The Non-classical Properties Of The Nonlinear Circular State And The Quantum Dynamics Of The Nonlinear Trapped Ion

Non-classical properties of quantum states and their preparation has been much attention. By building a new quantum states, people not only analyze their non-classical properties, also produce the quantum states by using interaction of atom or trapped ion with light fields. In this paper, on the basis of previous research, we mainly investigate influence of nonlinear effects on quantum states by using method of theoretical analysis and numerical calculation. The main contents are as follows:The first chapter introduces some non-classical properties of quantum states and quantum state engineering.The second chapter introduces the basic theories and typical models such as Wigner function, criterion of non-classical effects, etc.In the third chapter,we study a new quantum state,namely nonlinear circular state. The nonclassical properties of the state is analyzed such as time evolution of average photon number, sub-Possion distribution, and squeezing effect, and its Wigner functions is calculated.
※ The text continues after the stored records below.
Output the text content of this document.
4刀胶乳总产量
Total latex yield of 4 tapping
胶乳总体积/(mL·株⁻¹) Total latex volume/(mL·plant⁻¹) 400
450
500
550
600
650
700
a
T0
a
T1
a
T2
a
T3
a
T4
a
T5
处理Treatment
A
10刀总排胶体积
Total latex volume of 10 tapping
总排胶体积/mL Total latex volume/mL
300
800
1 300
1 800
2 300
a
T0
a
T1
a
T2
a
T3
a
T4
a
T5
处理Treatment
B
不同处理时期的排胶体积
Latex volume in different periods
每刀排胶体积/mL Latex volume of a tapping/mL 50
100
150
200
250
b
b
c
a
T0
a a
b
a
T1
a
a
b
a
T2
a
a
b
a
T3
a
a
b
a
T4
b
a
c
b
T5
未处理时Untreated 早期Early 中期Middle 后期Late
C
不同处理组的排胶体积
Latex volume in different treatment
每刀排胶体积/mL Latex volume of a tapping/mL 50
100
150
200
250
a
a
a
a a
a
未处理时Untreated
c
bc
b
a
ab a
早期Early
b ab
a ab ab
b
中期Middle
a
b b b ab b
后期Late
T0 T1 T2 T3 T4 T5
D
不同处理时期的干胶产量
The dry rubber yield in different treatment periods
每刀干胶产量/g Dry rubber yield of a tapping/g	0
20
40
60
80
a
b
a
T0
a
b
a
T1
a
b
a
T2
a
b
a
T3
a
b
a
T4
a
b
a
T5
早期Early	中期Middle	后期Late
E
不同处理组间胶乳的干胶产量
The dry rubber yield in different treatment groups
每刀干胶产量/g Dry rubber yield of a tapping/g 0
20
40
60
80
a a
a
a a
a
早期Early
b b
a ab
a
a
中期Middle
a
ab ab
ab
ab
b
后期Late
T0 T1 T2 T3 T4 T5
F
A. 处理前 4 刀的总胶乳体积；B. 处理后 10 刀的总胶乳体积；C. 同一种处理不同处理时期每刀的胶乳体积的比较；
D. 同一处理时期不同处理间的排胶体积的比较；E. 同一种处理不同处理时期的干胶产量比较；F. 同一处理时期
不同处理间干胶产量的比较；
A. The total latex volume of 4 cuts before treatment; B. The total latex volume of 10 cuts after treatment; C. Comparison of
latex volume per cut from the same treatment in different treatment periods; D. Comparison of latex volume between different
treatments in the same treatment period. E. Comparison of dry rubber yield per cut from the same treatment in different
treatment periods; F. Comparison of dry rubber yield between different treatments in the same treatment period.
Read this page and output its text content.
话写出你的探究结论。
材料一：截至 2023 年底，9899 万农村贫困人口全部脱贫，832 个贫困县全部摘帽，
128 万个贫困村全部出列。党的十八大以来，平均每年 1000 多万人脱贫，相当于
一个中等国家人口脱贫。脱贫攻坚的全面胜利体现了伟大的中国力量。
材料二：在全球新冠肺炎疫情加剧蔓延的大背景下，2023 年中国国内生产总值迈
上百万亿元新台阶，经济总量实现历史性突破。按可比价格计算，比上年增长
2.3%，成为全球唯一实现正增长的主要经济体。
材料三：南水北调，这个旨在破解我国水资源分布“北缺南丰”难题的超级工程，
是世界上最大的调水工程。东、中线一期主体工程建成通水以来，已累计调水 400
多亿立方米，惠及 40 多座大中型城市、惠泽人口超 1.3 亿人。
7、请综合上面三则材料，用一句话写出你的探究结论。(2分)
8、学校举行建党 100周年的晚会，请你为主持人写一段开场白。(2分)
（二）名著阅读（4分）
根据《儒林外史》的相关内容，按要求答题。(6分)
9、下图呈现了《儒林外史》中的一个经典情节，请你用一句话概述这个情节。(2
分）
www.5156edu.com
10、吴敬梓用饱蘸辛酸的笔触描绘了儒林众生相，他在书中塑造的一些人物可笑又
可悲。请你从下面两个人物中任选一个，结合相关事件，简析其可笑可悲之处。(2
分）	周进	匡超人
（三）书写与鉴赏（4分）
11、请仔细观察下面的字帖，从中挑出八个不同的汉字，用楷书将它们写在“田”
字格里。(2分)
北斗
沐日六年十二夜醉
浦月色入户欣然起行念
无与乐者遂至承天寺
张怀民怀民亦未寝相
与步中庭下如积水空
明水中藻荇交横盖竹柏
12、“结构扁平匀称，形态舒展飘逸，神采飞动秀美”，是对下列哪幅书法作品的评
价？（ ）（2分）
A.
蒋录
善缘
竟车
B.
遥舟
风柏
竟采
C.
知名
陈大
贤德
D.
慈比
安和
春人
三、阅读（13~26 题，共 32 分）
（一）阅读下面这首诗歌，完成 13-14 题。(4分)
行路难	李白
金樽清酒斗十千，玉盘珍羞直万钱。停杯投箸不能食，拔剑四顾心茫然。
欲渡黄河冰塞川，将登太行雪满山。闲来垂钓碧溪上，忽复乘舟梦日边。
Through numerical analysis, the results show that with increasing of the Lamb-Dicke parameter value and superposition number of quantum states, the average photon number of nonlinear circular state is increased and the sub-Poisson distribution and squeezing effect of nonlinear circular state are both weakened.In the fourth chapter, we study the influence of nonlinear parameters on the cross-correlation function of two vibrational modes of the trapped ion along mutually orthogonal directions.The exact solution of the nonlinear double photons Jaynes-Cummings model which describes the interaction of a single two-dimension three-level trapped ion interacted with two classical standing wave lasers is obtained, and the cross-correlation function of two vibrational modes of the trapped ion is numerically analyzed. The results show that for small initial average quantum number of vibrational motion of the trapped ion, the anticorrelated effect is first srenghtened then weakened with increasing of the value of the Lamb-Dicke parameters, but the correlated effect is always srenghtened. The anticorrelated effect will be weakened then disappear increasing of initial average quantum number.The fifth chapter contains summary and outlook of the research work. In the future, I intend to study quantum properties of nonlinear added-photon circular state.